Nouveaux détails sur la destruction de l’avion de chasse iranien

Nouveaux détails sur la destruction de l'avion de chasse iranien

Dans le cadre des opérations en cours de la Force aérienne dans le ciel iranien, une autre réussite opérationnelle significative et historique a été enregistrée ce matin lorsqu’un avion Adir (F35I) de l’armée de l’air israélienne a abattu un chasseur iranien (YAK-130) lors d’un engagement aérien.

« Nous avons lancé cette opération après des préparatifs approfondis, des exercices dédiés et une compréhension profonde de ce qui nous attendait », déclare le général de brigade D., commandant de la base de Nevatim, d’où le pilote a décollé pour la mission. « Toutes les équipes, du personnel, en passant par le dispositif technique, jusqu’au pilote en première ligne, opèrent en synergie, dans une collaboration sans laquelle un tel événement n’aurait pu se produire. »

Ainsi, à environ 1500 km d’Israël, après un long vol de plusieurs heures, un chasseur ennemi a été identifié devant l’équipage, ou en jargon professionnel, l’« évaluation de combat ». « Bien qu’il s’agisse d’un avion utilisé pour l’entraînement de la Force aérienne iranienne », explique le commandant, « même un tel avion, aussi obsolète soit-il, peut infliger des dégâts et causer un préjudice immense. »

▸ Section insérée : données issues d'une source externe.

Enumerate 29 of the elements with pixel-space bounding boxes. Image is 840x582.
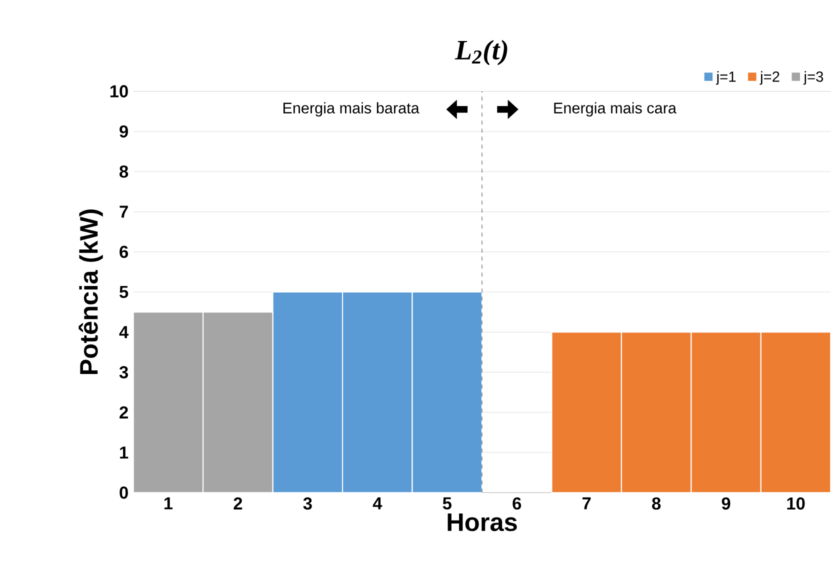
y-tick-label: 9 xyxy=(120,125,128,138)
x-tick-label: 10 xyxy=(787,497,805,510)
x-tick-label: 3 xyxy=(303,497,312,510)
legend-label: j=3 xyxy=(803,71,824,85)
annotation: Energia mais cara xyxy=(554,102,676,117)
y-tick-label: 6 xyxy=(120,246,128,258)
y-tick-label: 4 xyxy=(119,326,129,338)
x-tick-label: 8 xyxy=(652,497,661,510)
chart-title: L$_{2}$(t) xyxy=(454,40,508,66)
x-tick-label: 1 xyxy=(164,497,173,510)
legend-label: j=2 xyxy=(760,71,780,85)
y-tick-label: 3 xyxy=(119,366,128,378)
y-axis-title: Potência (kW) xyxy=(78,210,103,374)
annotation: Energia mais barata xyxy=(283,102,420,117)
y-tick-label: 8 xyxy=(120,165,128,178)
x-tick-label: 5 xyxy=(442,497,452,510)
y-tick-label: 10 xyxy=(110,85,128,98)
y-tick-label: 1 xyxy=(120,446,128,458)
y-tick-label: 2 xyxy=(120,406,128,418)
x-tick-label: 2 xyxy=(234,497,242,510)
x-tick-label: 6 xyxy=(512,497,522,510)
x-axis-title: Horas xyxy=(448,513,517,532)
y-tick-label: 0 xyxy=(120,486,128,499)
legend-label: j=1 xyxy=(716,71,736,85)
x-tick-label: 4 xyxy=(372,497,382,510)
x-tick-label: 9 xyxy=(722,497,730,510)
y-tick-label: 7 xyxy=(120,206,128,218)
x-tick-label: 7 xyxy=(582,497,591,510)
y-tick-label: 5 xyxy=(120,286,128,298)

Face à l’avion hostile, divers types d’avions de l’armée de l’air israélienne ont été déployés, et celui choisi pour gérer la menace était le F35I, qui possédait plusieurs caractéristiques lui conférant un avantage dans ce scénario : « Il dispose de capteurs extrêmement avancés qui ont pu verrouiller la cible rapidement et avec précision, et il est armé de missiles à longue portée, pour lesquels les pilotes sont spécialement entraînés et qui conviennent à ce type de mission. »

En effet, l’incident lui-même n’a pas duré longtemps. « Nous l’avons détecté, engagé – et tiré dessus. Ce n’était pas une bataille aérienne excessivement compliquée, pas un « dogfight » ou une escarmouche aérienne. Ce fut une réponse rapide – qui s’est terminée historiquement dans le ciel de l’Iran. »

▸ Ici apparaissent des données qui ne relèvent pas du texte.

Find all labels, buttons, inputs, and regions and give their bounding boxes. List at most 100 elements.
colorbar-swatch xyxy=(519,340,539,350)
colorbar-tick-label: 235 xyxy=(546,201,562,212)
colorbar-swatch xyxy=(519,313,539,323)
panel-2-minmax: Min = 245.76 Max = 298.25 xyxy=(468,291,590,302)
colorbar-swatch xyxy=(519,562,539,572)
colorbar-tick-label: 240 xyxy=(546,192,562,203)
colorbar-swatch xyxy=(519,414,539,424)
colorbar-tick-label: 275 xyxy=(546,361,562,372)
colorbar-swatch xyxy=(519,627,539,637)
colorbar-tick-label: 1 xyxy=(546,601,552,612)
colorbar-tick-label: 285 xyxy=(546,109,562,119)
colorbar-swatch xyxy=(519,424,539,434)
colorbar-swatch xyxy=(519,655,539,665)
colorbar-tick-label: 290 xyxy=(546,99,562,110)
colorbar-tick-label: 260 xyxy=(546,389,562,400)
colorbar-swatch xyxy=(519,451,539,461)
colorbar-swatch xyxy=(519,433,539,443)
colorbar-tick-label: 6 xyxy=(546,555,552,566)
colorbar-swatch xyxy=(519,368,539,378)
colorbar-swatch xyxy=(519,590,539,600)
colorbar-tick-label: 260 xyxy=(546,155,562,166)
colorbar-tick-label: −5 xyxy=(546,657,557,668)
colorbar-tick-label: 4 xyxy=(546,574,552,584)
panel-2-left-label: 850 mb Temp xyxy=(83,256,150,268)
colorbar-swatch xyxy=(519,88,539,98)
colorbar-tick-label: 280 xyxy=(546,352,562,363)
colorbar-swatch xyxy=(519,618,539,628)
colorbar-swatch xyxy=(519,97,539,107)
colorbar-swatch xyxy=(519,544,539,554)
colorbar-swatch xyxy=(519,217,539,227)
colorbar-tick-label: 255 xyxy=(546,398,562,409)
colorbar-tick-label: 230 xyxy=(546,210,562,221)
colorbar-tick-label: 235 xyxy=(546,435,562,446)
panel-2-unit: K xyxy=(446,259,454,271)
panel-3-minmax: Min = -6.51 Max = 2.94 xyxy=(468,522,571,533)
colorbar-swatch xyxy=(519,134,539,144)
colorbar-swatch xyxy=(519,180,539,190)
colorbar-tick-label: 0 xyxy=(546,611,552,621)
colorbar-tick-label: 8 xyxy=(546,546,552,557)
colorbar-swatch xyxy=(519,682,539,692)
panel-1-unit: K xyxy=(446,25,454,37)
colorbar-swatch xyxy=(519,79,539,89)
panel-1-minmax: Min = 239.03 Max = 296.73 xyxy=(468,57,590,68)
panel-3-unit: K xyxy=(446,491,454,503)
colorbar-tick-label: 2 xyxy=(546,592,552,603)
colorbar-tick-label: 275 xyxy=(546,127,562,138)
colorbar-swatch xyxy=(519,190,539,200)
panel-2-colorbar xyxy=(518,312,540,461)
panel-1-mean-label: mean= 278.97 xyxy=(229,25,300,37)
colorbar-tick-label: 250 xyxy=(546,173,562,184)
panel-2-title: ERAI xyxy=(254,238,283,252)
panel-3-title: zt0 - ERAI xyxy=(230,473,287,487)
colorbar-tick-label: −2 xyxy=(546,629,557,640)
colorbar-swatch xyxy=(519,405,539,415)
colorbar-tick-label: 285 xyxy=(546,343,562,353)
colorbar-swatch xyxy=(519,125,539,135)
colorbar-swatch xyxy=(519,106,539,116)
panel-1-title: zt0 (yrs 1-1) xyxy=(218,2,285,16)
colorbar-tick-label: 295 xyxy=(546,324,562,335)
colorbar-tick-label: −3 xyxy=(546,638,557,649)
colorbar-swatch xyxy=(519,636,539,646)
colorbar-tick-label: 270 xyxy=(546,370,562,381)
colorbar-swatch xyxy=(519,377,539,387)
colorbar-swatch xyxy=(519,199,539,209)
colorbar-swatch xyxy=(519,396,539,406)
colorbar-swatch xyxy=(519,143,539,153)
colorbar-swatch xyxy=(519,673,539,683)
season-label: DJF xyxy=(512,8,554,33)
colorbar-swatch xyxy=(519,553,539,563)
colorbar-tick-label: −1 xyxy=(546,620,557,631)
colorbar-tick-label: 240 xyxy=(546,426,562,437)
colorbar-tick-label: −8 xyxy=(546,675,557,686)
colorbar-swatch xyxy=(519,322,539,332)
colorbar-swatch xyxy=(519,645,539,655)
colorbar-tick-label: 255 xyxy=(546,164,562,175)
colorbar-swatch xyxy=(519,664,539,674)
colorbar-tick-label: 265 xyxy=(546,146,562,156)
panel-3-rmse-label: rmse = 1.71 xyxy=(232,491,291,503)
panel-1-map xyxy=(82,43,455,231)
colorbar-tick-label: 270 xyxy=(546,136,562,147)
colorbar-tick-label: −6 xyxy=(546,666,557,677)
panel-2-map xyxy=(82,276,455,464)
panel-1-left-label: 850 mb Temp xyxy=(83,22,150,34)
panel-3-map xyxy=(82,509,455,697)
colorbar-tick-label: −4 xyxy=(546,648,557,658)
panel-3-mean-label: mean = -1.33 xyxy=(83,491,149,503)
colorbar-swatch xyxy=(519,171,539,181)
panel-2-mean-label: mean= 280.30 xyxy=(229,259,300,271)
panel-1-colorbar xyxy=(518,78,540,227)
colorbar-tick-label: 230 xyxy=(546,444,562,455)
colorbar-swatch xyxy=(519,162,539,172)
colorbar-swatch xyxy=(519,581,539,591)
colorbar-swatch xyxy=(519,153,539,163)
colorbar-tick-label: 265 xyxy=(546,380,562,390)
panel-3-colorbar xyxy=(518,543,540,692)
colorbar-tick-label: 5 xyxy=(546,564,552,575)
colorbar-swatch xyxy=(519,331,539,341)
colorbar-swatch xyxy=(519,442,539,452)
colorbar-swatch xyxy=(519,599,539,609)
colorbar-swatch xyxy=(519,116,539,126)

Et qu’en est-il du pilote lui-même ? Bien qu’il soit considéré comme un pilote « jeune », il a déjà réussi à accumuler une expérience considérable dans les airs. « Il a suivi une formation professionnelle qui l’a conduit aux compétences dont il a fait preuve aujourd’hui et à un très haut niveau de maîtrise à vitesse relative », note le commandant. « Il a également pris une part importante dans la campagne actuelle contre l’Iran. » Il est donc probable que ce ne soit pas la première fois qu’il voit Téhéran d’en haut, mais c’est certainement la fois dont il se souviendra le mieux.